Abstract Data Types

1 Intro
2 Stacks
- 2.1 Stack API
- 2.2 Implementations
  - 2.2.1 Array Stack
  - 2.2.2 Linked Stack
3 Queues
- 3.1 Queue API
- 3.2 Implementations
  - 3.2.1 Circular Array Queue
  - 3.2.2 Array Queue
4 Lists
- 4.1 List API
- 4.2 Implementations
  - 4.2.1 ArrayList
  - 4.2.2 LinkedList
- 4.3 Ordered lists
- 4.4 Unordered lists
- 4.5 Indexed lists
5 Bibliography

1 Intro

Abstract data types (ADTs are an idealized form of a data structure. They serve to define the operations that one can do with the data structure, without diving into the implementation of it. Abstract data types have a corrolary of a concrete data type. This is also known as a particular implementation of the ADT. Within this paper, I’ve included information about a few different concrete implementations of the ADTs we’ve covered within EOU’s CS240 class. If you’d like a more in depth look at this, check out Steven Skeina’s Algorithm Design Manual.

Concrete implementations of an abstract data type are simply called “data types”. An example might be a singlely linked list as a “data type” for the “list” abstract data type. These differ from data structures in that data structures are an aggregation of data types. We may have examples of data structures which use both lists and stacks in their internal representation.

2 Stacks

A stack is a data structure that holds a collection of data. Items can be put on top of the stack and retrieved from the top of the stack. It’s a “Last In, First Out (LIFO)” data structure. Conceptually, it’s like a stack of plates in your cupboard. When you put plates away, you add them onto the top. When you take out your next plate, you take out the top-most plate.

2.1 Stack API

A stack has 4 key methods.

push(element) puts an element onto the top of the stack.
pop() returns the top-most element from the stack.
top() is the same as pop, but doesn’t actually remove the item from the stack.
isEmpty() says if there are any elements on the stack.

2.2 Implementations

2.2.1 Array Stack

An array stack keeps an internal representation of an array along with a pointer as for what the next item of the stack is. Adding and removing items is simply moving a pointer around, which is fantastic O(1) time complexity. As we add items to the maximum size of the internal array, we do have to grow the array. This does mean there is wasted space within the array, waiting to be used.

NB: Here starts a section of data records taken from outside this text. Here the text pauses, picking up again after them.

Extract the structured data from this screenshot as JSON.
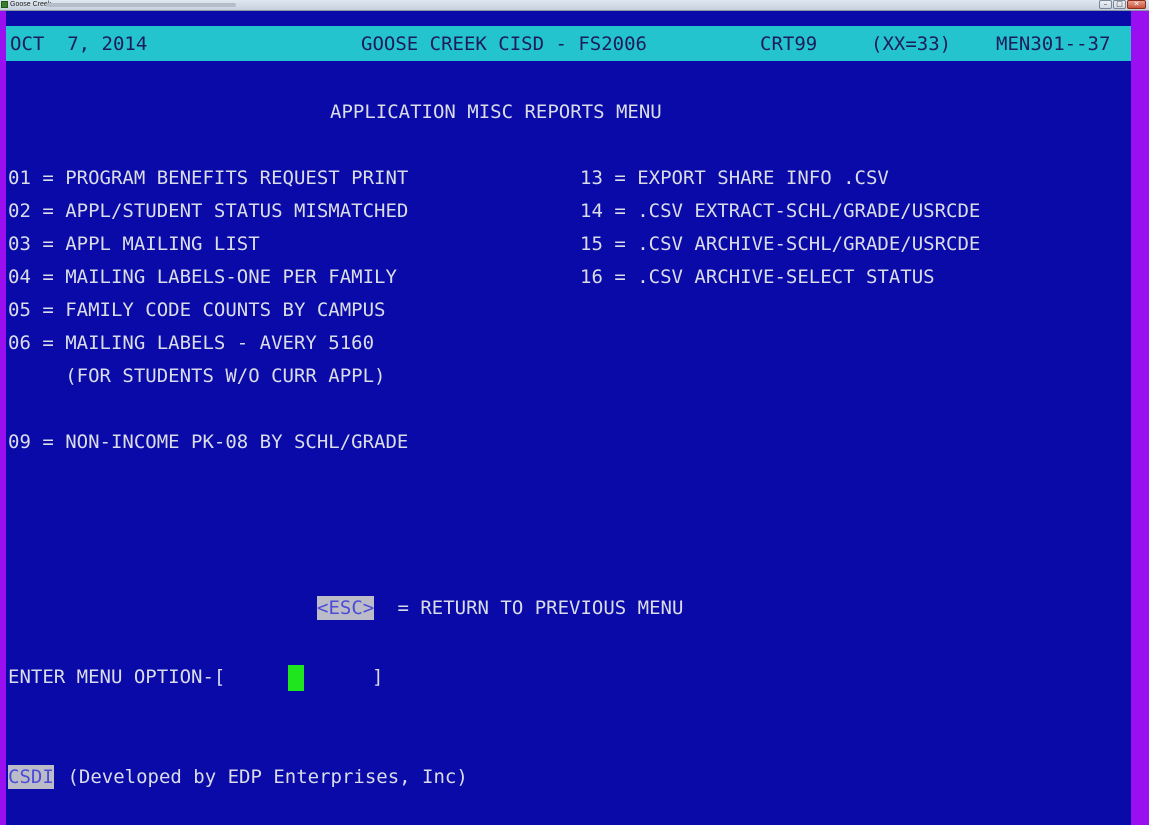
{
  "window": {
    "title": "Goose Creek"
  },
  "status_bar": {
    "date": "OCT  7, 2014",
    "system": "GOOSE CREEK CISD - FS2006",
    "terminal": "CRT99",
    "session": "(XX=33)",
    "menu_code": "MEN301--37"
  },
  "menu": {
    "title": "APPLICATION MISC REPORTS MENU",
    "left_items": [
      "01 = PROGRAM BENEFITS REQUEST PRINT",
      "02 = APPL/STUDENT STATUS MISMATCHED",
      "03 = APPL MAILING LIST",
      "04 = MAILING LABELS-ONE PER FAMILY",
      "05 = FAMILY CODE COUNTS BY CAMPUS",
      "06 = MAILING LABELS - AVERY 5160",
      "     (FOR STUDENTS W/O CURR APPL)",
      "09 = NON-INCOME PK-08 BY SCHL/GRADE"
    ],
    "right_items": [
      "13 = EXPORT SHARE INFO .CSV",
      "14 = .CSV EXTRACT-SCHL/GRADE/USRCDE",
      "15 = .CSV ARCHIVE-SCHL/GRADE/USRCDE",
      "16 = .CSV ARCHIVE-SELECT STATUS"
    ]
  },
  "esc": {
    "key": "<ESC>",
    "text": " = RETURN TO PREVIOUS MENU"
  },
  "prompt": {
    "label": "ENTER MENU OPTION-[",
    "close": "]"
  },
  "footer": {
    "brand": "CSDI",
    "text": " (Developed by EDP Enterprises, Inc)"
  },
  "colors": {
    "background": "#0a0aa8",
    "status_bar": "#24c4ce",
    "frame": "#9a0ff0",
    "cursor": "#1ee51e"
  }
}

This would be a desirable implementation if the number of items being held is relatively consistent, so we’re not building up a very large internal array that then is rarely used.

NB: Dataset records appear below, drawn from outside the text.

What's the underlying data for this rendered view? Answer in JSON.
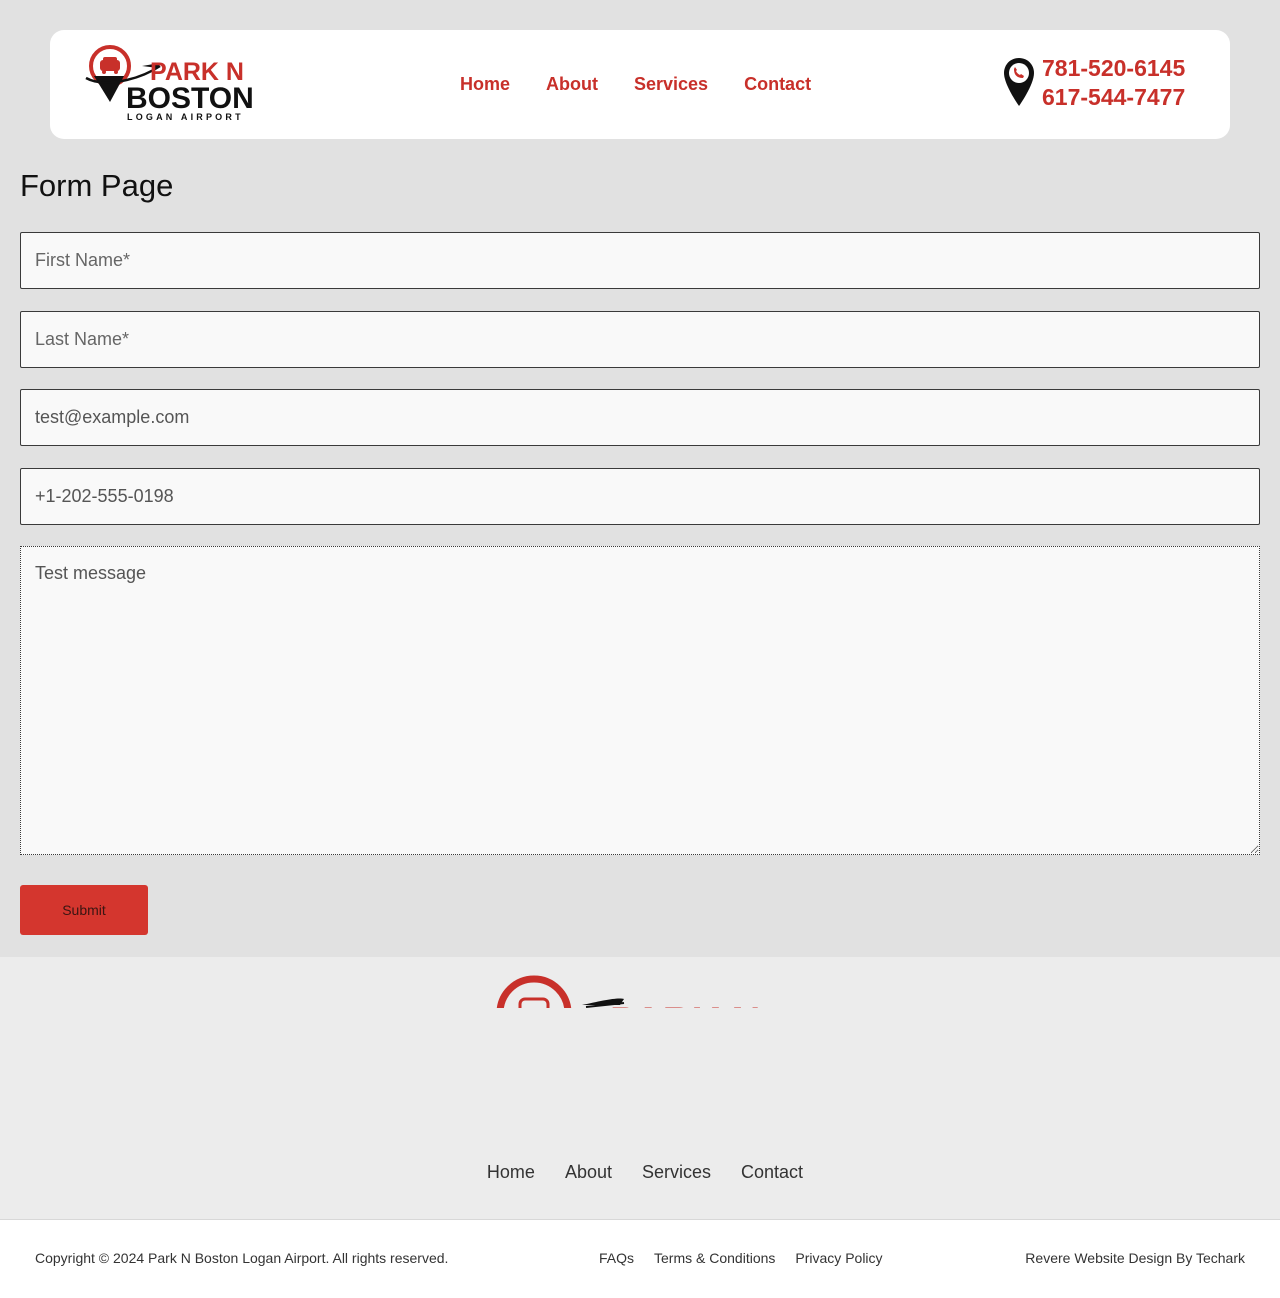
{
  "header": {
    "logo": {
      "line1": "PARK N",
      "line2": "BOSTON",
      "line3": "LOGAN AIRPORT"
    },
    "nav": [
      {
        "label": "Home"
      },
      {
        "label": "About"
      },
      {
        "label": "Services"
      },
      {
        "label": "Contact"
      }
    ],
    "phones": [
      "781-520-6145",
      "617-544-7477"
    ]
  },
  "main": {
    "title": "Form Page",
    "form": {
      "first_name_placeholder": "First Name*",
      "last_name_placeholder": "Last Name*",
      "email_value": "test@example.com",
      "phone_value": "+1-202-555-0198",
      "message_value": "Test message",
      "submit_label": "Submit"
    }
  },
  "footer": {
    "logo": {
      "line1": "PARK N"
    },
    "nav": [
      {
        "label": "Home"
      },
      {
        "label": "About"
      },
      {
        "label": "Services"
      },
      {
        "label": "Contact"
      }
    ],
    "copyright": "Copyright © 2024 Park N Boston Logan Airport. All rights reserved.",
    "legal_links": [
      {
        "label": "FAQs"
      },
      {
        "label": "Terms & Conditions"
      },
      {
        "label": "Privacy Policy"
      }
    ],
    "credit": "Revere Website Design By Techark"
  },
  "colors": {
    "brand_red": "#c8302a",
    "button_red": "#d4362e",
    "page_bg": "#e1e1e1"
  }
}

A poor use for this, by extension, would be a workload that is very spikey in the beginning (e.g. pushing 1k items on the stack), but after they’re cleared, only using 1-2 entries on the stack. This would mean that there are 900+ entries in the internal queue which aren’t being used.

2.2.2 Linked Stack

A linked stack uses a doublely linked list to build a stack. It’s more space efficient than ArrayStack in that it takes space depending on the nodes you have and no more. It’s APIs are also O(1), though if you want to calculate the size, it’s O(n) as you have to traverse the linked list structure versus the ArrayStack’s “what’s the offset of my pointer?” operation.

This is a great use for the spikey workload mentioned above. If we add 1k items on the stack, then step down into normal usage of 1-2 items at a time, we don’t consume space that we aren’t using.

3 Queues

A queue is an ordered collection where things are added to the end and pulled from the front. It’s most similar to a line at the bank. People join the line at the back, but the next customer comes from the front of the line. This is a “First In, First Out (FIFO)” data structure.

3.1 Queue API

A queue has 4 important methods:

enter(element) puts something on the end of the queue.
leave() returns the front-most element.
front() is the same as leave, but doesn’t remove the item from the queue
isEmpty() says if the queue is empty.

3.2 Implementations

3.2.1 Circular Array Queue

A circular array queue uses an array to store the entries of the queue. It moves things off of the queue by moving pointers around. To ensure that we don’t have to resize as often, if we hit the end of the internal array, we wrap around and start writing on the front of it. If at any point we would overwrite data, we resize the array instead and copy the relevant data to a new array.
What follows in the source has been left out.